Much of the growth in the Index is due to an unusually high number of new orders for manufactured goods, which posted the largest increase on record (back to 1952). However, the recorded growth in March is based on a single large defence contract. Therefore, despite the gains in the Index, only a small rebound in economic growth is expected, likely a result of the country emerging from of a harsh winter.
The Index grew by 0.2% in January, partly because of harsh winter weather in much of North America. The Index rose by 0.4% in February, following an upward revision.
In contrast to the improving outlook for exporters, weak housing and labour markets are weighing on consumer confidence.
“Domestic demand in Canada continues to languish. Both existing house sales and housing starts fell, with housing starts hitting their lowest level in over a year. Employment Insurance claims rose for the second month in a row,” said Philip Cross, author of the Composite Leading Index.

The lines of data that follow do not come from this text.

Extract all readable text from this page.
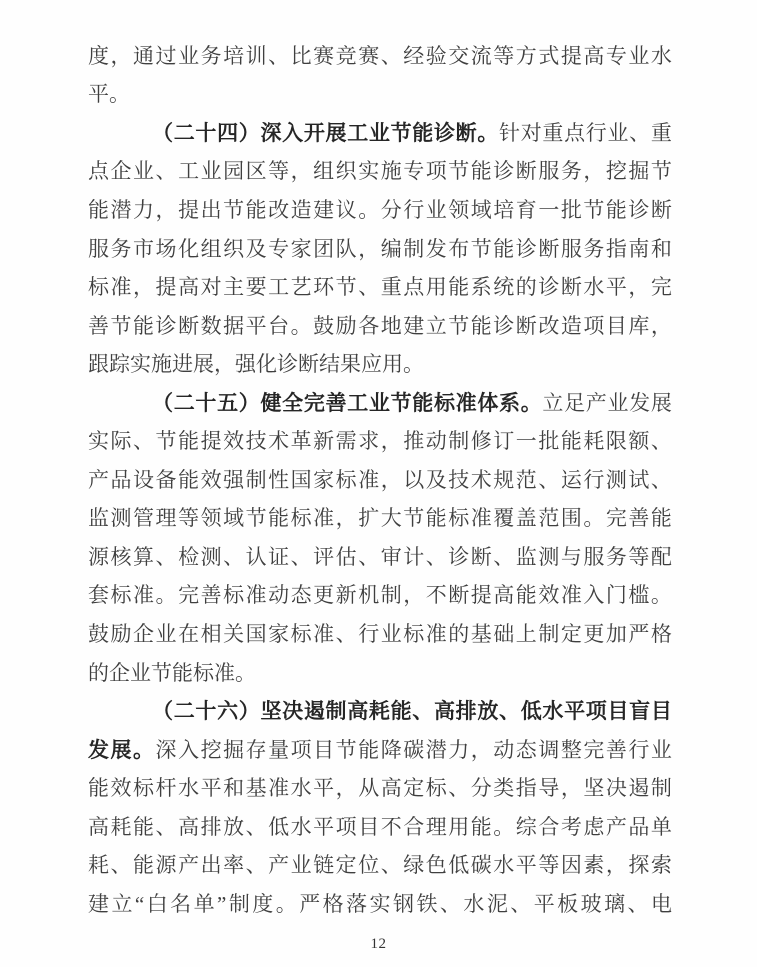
度 ， 通 过 业 务 培 训 、 比 赛 竞 赛 、 经 验 交 流 等 方 式 提 高 专 业 水
平 。
（ 二 十 四 ） 深 入 开 展 工 业 节 能 诊 断 。 针 对 重 点 行 业 、 重
点 企 业 、 工 业 园 区 等 ， 组 织 实 施 专 项 节 能 诊 断 服 务 ， 挖 掘 节
能 潜 力 ， 提 出 节 能 改 造 建 议 。 分 行 业 领 域 培 育 一 批 节 能 诊 断
服 务 市 场 化 组 织 及 专 家 团 队 ， 编 制 发 布 节 能 诊 断 服 务 指 南 和
标 准 ， 提 高 对 主 要 工 艺 环 节 、 重 点 用 能 系 统 的 诊 断 水 平 ， 完
善 节 能 诊 断 数 据 平 台 。 鼓 励 各 地 建 立 节 能 诊 断 改 造 项 目 库 ，
跟 踪 实 施 进 展 ， 强 化 诊 断 结 果 应 用 。
（ 二 十 五 ） 健 全 完 善 工 业 节 能 标 准 体 系 。 立 足 产 业 发 展
实 际 、 节 能 提 效 技 术 革 新 需 求 ， 推 动 制 修 订 一 批 能 耗 限 额 、
产 品 设 备 能 效 强 制 性 国 家 标 准 ， 以 及 技 术 规 范 、 运 行 测 试 、
监 测 管 理 等 领 域 节 能 标 准 ， 扩 大 节 能 标 准 覆 盖 范 围 。 完 善 能
源 核 算 、 检 测 、 认 证 、 评 估 、 审 计 、 诊 断 、 监 测 与 服 务 等 配
套 标 准 。 完 善 标 准 动 态 更 新 机 制 ， 不 断 提 高 能 效 准 入 门 槛 。
鼓 励 企 业 在 相 关 国 家 标 准 、 行 业 标 准 的 基 础 上 制 定 更 加 严 格
的 企 业 节 能 标 准 。
（ 二 十 六 ） 坚 决 遏 制 高 耗 能 、 高 排 放 、 低 水 平 项 目 盲 目
发 展 。 深 入 挖 掘 存 量 项 目 节 能 降 碳 潜 力 ， 动 态 调 整 完 善 行 业
能 效 标 杆 水 平 和 基 准 水 平 ， 从 高 定 标 、 分 类 指 导 ， 坚 决 遏 制
高 耗 能 、 高 排 放 、 低 水 平 项 目 不 合 理 用 能 。 综 合 考 虑 产 品 单
耗 、 能 源 产 出 率 、 产 业 链 定 位 、 绿 色 低 碳 水 平 等 因 素 ， 探 索
建 立 “ 白 名 单 ” 制 度 。 严 格 落 实 钢 铁 、 水 泥 、 平 板 玻 璃 、 电
12
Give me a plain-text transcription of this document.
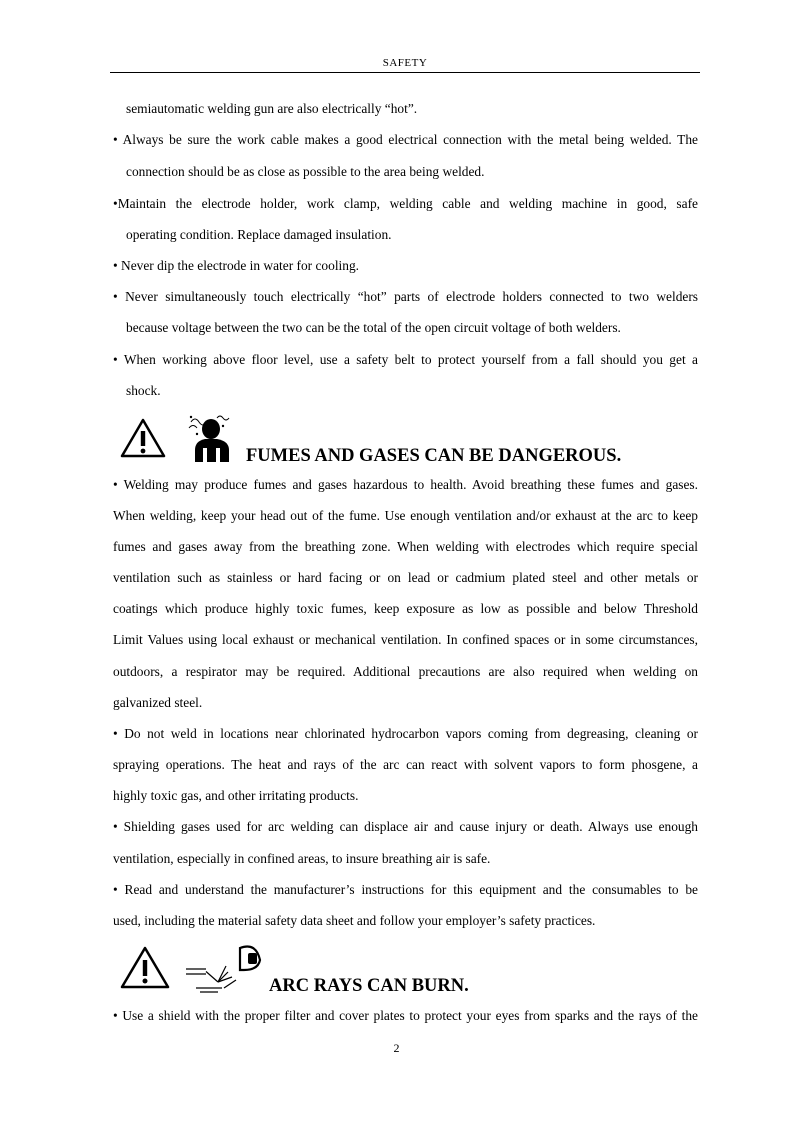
SAFETY
semiautomatic welding gun are also electrically “hot”.
• Always be sure the work cable makes a good electrical connection with the metal being welded. The
connection should be as close as possible to the area being welded.
•Maintain the electrode holder, work clamp, welding cable and welding machine in good, safe
operating condition. Replace damaged insulation.
• Never dip the electrode in water for cooling.
• Never simultaneously touch electrically “hot” parts of electrode holders connected to two welders
because voltage between the two can be the total of the open circuit voltage of both welders.
• When working above floor level, use a safety belt to protect yourself from a fall should you get a
shock.
FUMES AND GASES CAN BE DANGEROUS.
• Welding may produce fumes and gases hazardous to health. Avoid breathing these fumes and gases.
When welding, keep your head out of the fume. Use enough ventilation and/or exhaust at the arc to keep
fumes and gases away from the breathing zone. When welding with electrodes which require special
ventilation such as stainless or hard facing or on lead or cadmium plated steel and other metals or
coatings which produce highly toxic fumes, keep exposure as low as possible and below Threshold
Limit Values using local exhaust or mechanical ventilation. In confined spaces or in some circumstances,
outdoors, a respirator may be required. Additional precautions are also required when welding on
galvanized steel.
• Do not weld in locations near chlorinated hydrocarbon vapors coming from degreasing, cleaning or
spraying operations. The heat and rays of the arc can react with solvent vapors to form phosgene, a
highly toxic gas, and other irritating products.
• Shielding gases used for arc welding can displace air and cause injury or death. Always use enough
ventilation, especially in confined areas, to insure breathing air is safe.
• Read and understand the manufacturer’s instructions for this equipment and the consumables to be
used, including the material safety data sheet and follow your employer’s safety practices.
ARC RAYS CAN BURN.
• Use a shield with the proper filter and cover plates to protect your eyes from sparks and the rays of the
2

This is the fourth release of the Composite Leading Index, which sums up the performance of 10 components that track the short-term course of the economy. The newest of the Conference Board’s macroeconomic indicators, it signals changes in the business cycle (periods of faster and slower economic growth) approximately six or seven months in the future.
The author, Philip Cross, spent 36 years at Statistics Canada specializing in macroeconomics.